The thesis by Thi Mui Pham provided new insights into how biological and clinical research problems may be translated into a mathematical or statistical framework, and how the level of detail and the model choice not only highly depends on the objective, but also on the availability of data. Thi Mui Pham: “As mathematical modelers of infectious diseases, we face the trade-off between a simpler model that is easy to understand and to analyze, or following a more complex approach leading to a more realistic representation of the system, but that requires, in exchange, more intricate analysis tools and detailed input. If problems need to be addressed on a population level, simpler models with an aggregated structure maybe be sufficient to capture the relevant transmission dynamics. Simple statistical or simulation models linked with appropriate data may provide first quantitative evidence without the need of a full mechanistic transmission model. To account for stochastic effects in smaller populations such as hospitals, more complex models such as agent-based models may be more appropriate but also need to be equipped with more detailed data.”

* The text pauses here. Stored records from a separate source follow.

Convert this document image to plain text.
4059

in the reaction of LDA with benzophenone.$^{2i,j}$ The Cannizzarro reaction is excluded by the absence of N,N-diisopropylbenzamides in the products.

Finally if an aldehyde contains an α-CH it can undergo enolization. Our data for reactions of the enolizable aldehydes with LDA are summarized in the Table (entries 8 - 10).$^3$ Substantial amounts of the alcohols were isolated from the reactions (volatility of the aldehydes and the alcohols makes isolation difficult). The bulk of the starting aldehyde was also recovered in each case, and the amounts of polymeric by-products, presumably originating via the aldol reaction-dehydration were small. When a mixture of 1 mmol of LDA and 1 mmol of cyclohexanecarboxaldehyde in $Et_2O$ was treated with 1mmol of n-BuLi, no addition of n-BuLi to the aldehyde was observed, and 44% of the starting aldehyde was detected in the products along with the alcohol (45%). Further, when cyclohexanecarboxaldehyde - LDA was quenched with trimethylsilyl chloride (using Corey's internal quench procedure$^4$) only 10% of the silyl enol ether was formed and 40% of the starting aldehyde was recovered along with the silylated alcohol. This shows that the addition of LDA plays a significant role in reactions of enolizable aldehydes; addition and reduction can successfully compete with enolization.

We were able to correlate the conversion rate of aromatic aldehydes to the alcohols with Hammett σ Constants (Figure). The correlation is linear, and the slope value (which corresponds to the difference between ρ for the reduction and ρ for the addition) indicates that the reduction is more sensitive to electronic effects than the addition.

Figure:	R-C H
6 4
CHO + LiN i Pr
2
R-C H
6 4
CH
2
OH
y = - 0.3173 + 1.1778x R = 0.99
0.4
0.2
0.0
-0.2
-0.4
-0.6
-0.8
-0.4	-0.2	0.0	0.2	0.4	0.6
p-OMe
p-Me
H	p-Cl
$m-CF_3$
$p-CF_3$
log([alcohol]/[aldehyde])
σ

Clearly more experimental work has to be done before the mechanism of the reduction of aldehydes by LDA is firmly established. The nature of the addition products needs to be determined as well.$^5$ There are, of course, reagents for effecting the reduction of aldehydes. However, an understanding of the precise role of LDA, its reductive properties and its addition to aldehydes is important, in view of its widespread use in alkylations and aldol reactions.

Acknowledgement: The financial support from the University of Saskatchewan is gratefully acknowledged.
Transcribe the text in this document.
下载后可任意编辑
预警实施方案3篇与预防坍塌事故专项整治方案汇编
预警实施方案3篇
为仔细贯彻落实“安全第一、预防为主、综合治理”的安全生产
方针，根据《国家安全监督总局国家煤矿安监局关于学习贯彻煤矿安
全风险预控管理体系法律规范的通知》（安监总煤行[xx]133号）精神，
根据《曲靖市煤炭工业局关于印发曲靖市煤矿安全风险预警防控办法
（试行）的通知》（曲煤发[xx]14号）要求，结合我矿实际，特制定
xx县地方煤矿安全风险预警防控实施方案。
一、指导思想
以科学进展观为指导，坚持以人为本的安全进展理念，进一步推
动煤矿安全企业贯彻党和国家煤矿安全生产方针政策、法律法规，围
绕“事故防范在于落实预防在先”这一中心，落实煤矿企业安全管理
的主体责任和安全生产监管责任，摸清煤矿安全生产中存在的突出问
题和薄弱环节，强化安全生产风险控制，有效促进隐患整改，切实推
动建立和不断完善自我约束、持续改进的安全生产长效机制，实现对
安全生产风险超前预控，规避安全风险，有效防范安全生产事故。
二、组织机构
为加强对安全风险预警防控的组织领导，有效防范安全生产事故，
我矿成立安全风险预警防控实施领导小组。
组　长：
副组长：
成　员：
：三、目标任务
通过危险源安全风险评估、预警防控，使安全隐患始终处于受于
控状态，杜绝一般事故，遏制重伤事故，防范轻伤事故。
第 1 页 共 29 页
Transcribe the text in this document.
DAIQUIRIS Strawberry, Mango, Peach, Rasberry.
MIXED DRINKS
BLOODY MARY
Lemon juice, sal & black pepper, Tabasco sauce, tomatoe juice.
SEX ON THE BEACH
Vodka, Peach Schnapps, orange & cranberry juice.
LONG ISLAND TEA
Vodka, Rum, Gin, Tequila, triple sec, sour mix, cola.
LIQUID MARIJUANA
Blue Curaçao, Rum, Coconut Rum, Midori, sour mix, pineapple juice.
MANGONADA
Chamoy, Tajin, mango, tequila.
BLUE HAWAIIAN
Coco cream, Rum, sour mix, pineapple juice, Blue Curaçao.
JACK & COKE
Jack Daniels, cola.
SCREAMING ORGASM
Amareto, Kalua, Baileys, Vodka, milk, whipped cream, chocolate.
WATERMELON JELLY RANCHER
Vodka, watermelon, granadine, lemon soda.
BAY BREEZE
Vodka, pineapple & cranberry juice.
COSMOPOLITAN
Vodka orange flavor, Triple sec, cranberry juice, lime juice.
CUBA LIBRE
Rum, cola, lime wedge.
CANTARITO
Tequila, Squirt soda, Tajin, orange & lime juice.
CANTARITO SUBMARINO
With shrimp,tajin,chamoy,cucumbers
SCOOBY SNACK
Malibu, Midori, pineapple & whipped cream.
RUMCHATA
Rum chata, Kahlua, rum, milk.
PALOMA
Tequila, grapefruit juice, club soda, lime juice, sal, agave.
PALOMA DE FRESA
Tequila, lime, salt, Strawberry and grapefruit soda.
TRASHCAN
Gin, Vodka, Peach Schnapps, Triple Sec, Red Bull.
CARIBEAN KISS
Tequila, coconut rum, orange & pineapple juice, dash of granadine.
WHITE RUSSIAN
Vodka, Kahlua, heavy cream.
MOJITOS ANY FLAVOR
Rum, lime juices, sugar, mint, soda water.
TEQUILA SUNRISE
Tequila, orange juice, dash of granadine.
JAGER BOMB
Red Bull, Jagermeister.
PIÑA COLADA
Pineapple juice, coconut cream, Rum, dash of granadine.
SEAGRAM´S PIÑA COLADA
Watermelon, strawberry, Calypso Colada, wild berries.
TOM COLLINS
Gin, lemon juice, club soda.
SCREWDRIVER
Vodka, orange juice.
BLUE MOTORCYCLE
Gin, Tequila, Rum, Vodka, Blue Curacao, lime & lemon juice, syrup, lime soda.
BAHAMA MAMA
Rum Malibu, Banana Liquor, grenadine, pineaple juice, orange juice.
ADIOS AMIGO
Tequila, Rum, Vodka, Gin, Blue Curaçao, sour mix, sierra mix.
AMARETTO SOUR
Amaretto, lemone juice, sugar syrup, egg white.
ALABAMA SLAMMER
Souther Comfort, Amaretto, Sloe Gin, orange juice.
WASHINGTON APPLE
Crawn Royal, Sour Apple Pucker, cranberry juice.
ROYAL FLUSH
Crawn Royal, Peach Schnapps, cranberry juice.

Finally, Thi Mui Pham and her co-authors identified gaps in data collection in particular on behavioral responses and hospital patient data that need to be addressed to improve infectious disease model building and to reduce the reliance on arbitrary assumptions. Model-informed data collection and the synthesis of multiple data sources are thought to hugely improve epidemic response, but sustainable data sharing and thus the collaboration of many different research groups, disciplines, and countries will be essential.